Oxford Bees

A visitor

Submitted by will on Tue, 02/08/2016 - 21:31

Paul visited my out apiary. I needed an experienced view of what was going on. He has Warre hives and so was interested in the site and the hives.

The inspection went well until near the end.

Hive B was still small but there was fresh brood, showing that their supersedure had been successful. They had formed a neat sphere of comb, more obvious because it was foundationless. They'll go into winter with sufficient stores but in need of insulation.

Hive D was busy. 16 sides with brood on them in various states. Quite a bit of store. Probably fine for the winter but they'll need an Autumn glut to balance things.

Hive C was where things went awry. The commercial box is at the bottom. They haven't built any comb in it. The deep box and super now have brood in unexpected places. There doesn't seem to be much order to it. I wonder whether they've become honey bound and the Queen has laid where she can.
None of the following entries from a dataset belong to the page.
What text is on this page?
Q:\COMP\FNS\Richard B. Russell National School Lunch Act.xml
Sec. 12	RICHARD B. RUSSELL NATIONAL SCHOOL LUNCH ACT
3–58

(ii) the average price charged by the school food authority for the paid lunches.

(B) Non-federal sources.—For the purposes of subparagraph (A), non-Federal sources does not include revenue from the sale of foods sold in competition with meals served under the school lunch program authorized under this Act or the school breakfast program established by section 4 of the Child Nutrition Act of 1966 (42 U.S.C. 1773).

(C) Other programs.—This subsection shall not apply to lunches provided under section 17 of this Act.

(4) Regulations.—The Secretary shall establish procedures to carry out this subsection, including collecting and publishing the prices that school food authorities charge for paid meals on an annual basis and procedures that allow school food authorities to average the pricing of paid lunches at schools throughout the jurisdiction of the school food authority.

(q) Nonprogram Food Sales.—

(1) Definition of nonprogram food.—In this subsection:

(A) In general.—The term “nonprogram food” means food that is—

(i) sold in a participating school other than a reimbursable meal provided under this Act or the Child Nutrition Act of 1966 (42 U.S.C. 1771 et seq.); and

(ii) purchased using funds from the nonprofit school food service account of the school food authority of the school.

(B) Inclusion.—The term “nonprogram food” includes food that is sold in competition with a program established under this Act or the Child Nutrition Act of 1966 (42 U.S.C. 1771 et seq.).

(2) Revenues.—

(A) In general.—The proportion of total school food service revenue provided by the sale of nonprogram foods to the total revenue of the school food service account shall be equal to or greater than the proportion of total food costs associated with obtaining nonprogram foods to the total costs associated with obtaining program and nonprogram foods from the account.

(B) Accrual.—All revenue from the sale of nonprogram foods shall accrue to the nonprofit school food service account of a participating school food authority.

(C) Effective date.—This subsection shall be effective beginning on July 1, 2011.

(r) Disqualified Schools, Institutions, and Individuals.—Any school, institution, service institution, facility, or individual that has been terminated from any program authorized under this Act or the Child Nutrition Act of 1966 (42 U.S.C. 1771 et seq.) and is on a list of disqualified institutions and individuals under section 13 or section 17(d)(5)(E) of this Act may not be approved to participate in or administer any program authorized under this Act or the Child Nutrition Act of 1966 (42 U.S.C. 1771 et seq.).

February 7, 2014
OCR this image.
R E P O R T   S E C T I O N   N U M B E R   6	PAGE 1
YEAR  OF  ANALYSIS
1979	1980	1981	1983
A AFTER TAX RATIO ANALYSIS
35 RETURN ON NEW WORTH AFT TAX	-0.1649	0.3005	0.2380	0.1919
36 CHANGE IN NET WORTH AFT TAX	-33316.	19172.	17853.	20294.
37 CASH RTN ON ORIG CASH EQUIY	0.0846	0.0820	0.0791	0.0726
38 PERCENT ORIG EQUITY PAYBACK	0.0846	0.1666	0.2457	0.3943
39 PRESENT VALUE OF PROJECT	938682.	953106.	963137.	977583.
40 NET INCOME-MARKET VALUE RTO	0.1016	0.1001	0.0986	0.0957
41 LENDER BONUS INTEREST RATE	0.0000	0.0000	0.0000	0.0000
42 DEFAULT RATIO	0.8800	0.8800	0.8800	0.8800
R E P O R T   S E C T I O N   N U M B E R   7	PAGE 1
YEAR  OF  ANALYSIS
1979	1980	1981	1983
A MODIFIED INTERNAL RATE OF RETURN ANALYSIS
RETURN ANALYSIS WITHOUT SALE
The bees in Hive C didn't like us poking through several layers of hive. They got upset and mobbed us. Paul's suit protected him but I was stung on the wrists and ankles. After a while of this I lost my nerve and ran away. Paul said that he'd never seen anyone pursued by a cloud of bees. The angriest followed me for maybe 30 metres until I went inside. Two other non-beekeepers were also stung. One was at ground level 5 stories down. It was not my best work.

We discussed several changes:

  • Marigold gloves with disposable nitrile gloves over. He reckons that the bees can't pump their venom through both.
  • Spats or wellies to cover ankles
  • Inspections only when necessary. They only attacked after we'd been rifling through the hive for a while. Paul suggests that this is a learned behaviour rather than a defensive instinct.
  • A wind break for inspections might reduce the disruption to the hive smell. A manipulation cloth would also reduce the effect of wind. A table will keep the bees off the ground and away from ankles. A table will also prevent the queen escaping from under the hive.

The best news is that none of the hives have AFB. All are Queen right. Two are very busy and all look healthy.